United States v. Cabrales Page 16

United States v. Cabrales general information

Media for United States v. Cabrales

Audio Transcription for Oral Argument - April 29, 1998 in United States v. Cabrales

Ruth Bader Ginsburg:

I'm not clear on your answer to that question.

You're talking about the Federal prosecutor, but murder would ordinarily be prosecuted by the State, and do you mean to say that the State prosecutor in Connecticut could not bring in the Connecticut State courts a murder charge when somebody dies in Connecticut, even though the poison was administered someplace else and the person stumbled home before he died?

John W. Rogers:

--I think that if you... I'm not... I... were... I don't think that if the person was shot in one district and then somehow they hopped on a plane and went somewhere else, I don't think that State would properly be able to try a murder prosecution there.

Anthony M. Kennedy:

Suppose that the defendant intends the... his acts to have effects which it's the object of the statute to prevent.

I'm thinking of your answer in which the widow grieves in some other State, but that... it's not the object of the statute to prevent those effects, but suppose in this case the object of the statute was to make sure that this drug ring could continue to operate effectively.

John W. Rogers:

Well, if the statute was--

Anthony M. Kennedy:

And there was proof to that effect.

John W. Rogers:

--Sure.

If the statute was defined as then causing the narcotics enterprise to continue their activities by agreeing to launder their money, I think in that sense that they properly could be tried there.

Of course, that's an entirely different crime than what the Government's charged Ms. Cabrales with in this case.

They charge her with the substantive act of engaging in a financial transaction with... under certain circumstances with dirty money.

That is a far cry from a situation where someone's... someone where the statute's defined in the terms of causing a drug enterprise or a narcotics enterprise to continue.

And, in fact, they wouldn't be able to prosecute her under this statute because she... the money laundering, even if it did occur, didn't cause any drug enterprise to continue at all.

They were... the narcotics... as the Government points out, they've been convicted and tried.

It's clearly stopped.

The money laundering was something that happened after the fact.

Ruth Bader Ginsburg:

Mr. Rogers, one aspect of this puzzles me and that is, this is presented to us as a very clean case.

She's been charged just with the money laundering in those counts, nothing with transporting it, and in reality usually these questions don't come up because it is a continuing offense.

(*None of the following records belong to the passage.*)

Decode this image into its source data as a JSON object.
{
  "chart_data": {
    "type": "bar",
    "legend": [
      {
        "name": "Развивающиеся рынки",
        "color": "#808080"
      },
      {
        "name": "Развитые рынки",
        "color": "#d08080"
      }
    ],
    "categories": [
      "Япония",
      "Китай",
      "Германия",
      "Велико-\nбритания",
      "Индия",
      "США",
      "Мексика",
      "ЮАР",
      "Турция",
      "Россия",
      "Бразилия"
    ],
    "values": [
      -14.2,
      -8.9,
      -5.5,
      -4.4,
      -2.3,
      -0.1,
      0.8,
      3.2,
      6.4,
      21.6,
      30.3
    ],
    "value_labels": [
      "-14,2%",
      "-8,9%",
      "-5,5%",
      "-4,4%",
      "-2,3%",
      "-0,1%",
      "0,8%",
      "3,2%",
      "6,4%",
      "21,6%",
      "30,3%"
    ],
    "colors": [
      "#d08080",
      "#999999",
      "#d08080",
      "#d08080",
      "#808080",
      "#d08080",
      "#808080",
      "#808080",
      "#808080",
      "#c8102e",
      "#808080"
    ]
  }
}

She's involved in the original trafficking, she's involved in transporting it someplace else and in, finally, the money laundering, the beginning, the middle and the end.

But here, it was just presented so cleanly that the... that no, she had nothing to do with transporting the money.

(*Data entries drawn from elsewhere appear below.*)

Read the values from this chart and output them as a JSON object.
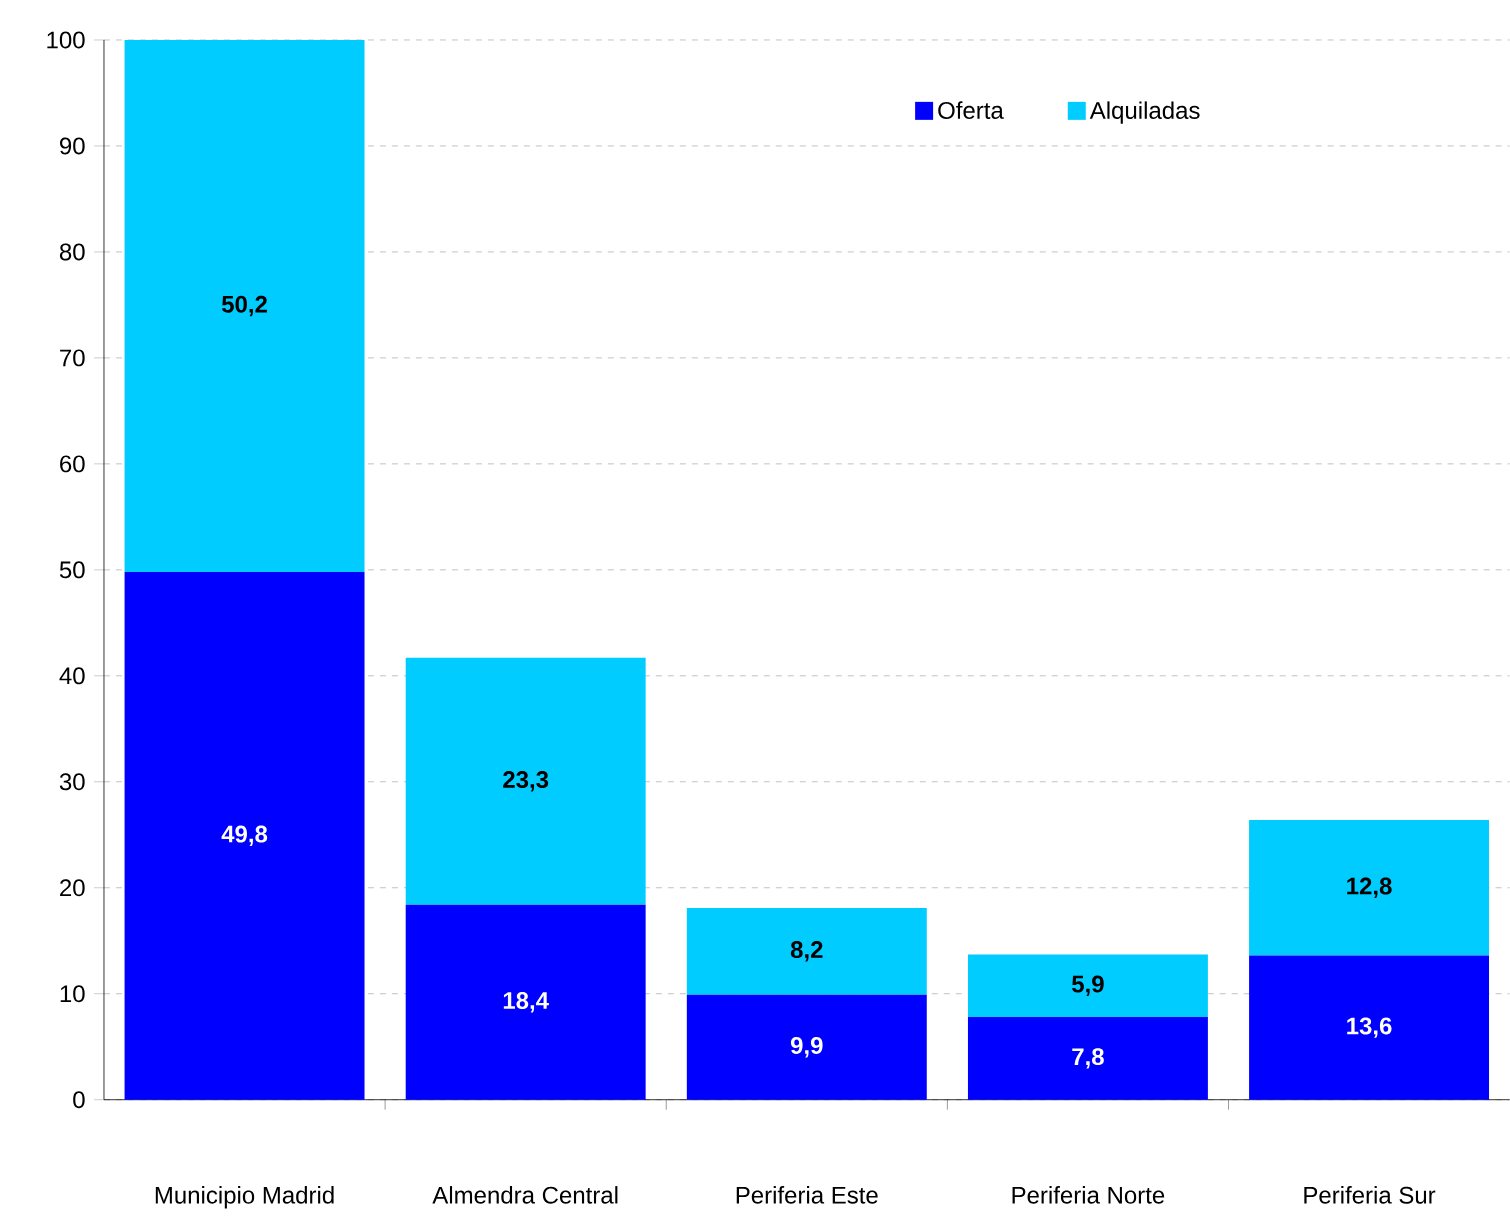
{
  "chart_data": {
    "type": "bar",
    "stacked": true,
    "categories": [
      "Municipio Madrid",
      "Almendra Central",
      "Periferia Este",
      "Periferia Norte",
      "Periferia Sur"
    ],
    "series": [
      {
        "name": "Oferta",
        "color": "#0000ff",
        "values": [
          49.8,
          18.4,
          9.9,
          7.8,
          13.6
        ],
        "value_labels": [
          "49,8",
          "18,4",
          "9,9",
          "7,8",
          "13,6"
        ]
      },
      {
        "name": "Alquiladas",
        "color": "#00ccff",
        "values": [
          50.2,
          23.3,
          8.2,
          5.9,
          12.8
        ],
        "value_labels": [
          "50,2",
          "23,3",
          "8,2",
          "5,9",
          "12,8"
        ]
      }
    ],
    "ylim": [
      0,
      100
    ],
    "yticks": [
      0,
      10,
      20,
      30,
      40,
      50,
      60,
      70,
      80,
      90,
      100
    ],
    "grid": "y",
    "legend": "top"
  }
}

She didn't have anything to do with the original sales.

That seemed to me odd.

John W. Rogers:

Well, in that situation, in the crime you're talking about, you've got a... you could have a conspiracy to launder money, or a conspiracy to distribute drugs.

Ruth Bader Ginsburg:

Who did transport this money?

How is it that she had nothing to do with that?

John W. Rogers:

I... frankly, I don't know who transported the money.

I... there hasn't been a trial on this.

Antonin Scalia:

Your answer should be, what money?

[Laughter]

John W. Rogers:

Assuming the money was transported... assuming the money was transported, that has nothing to do with the substantive violation of money laundering.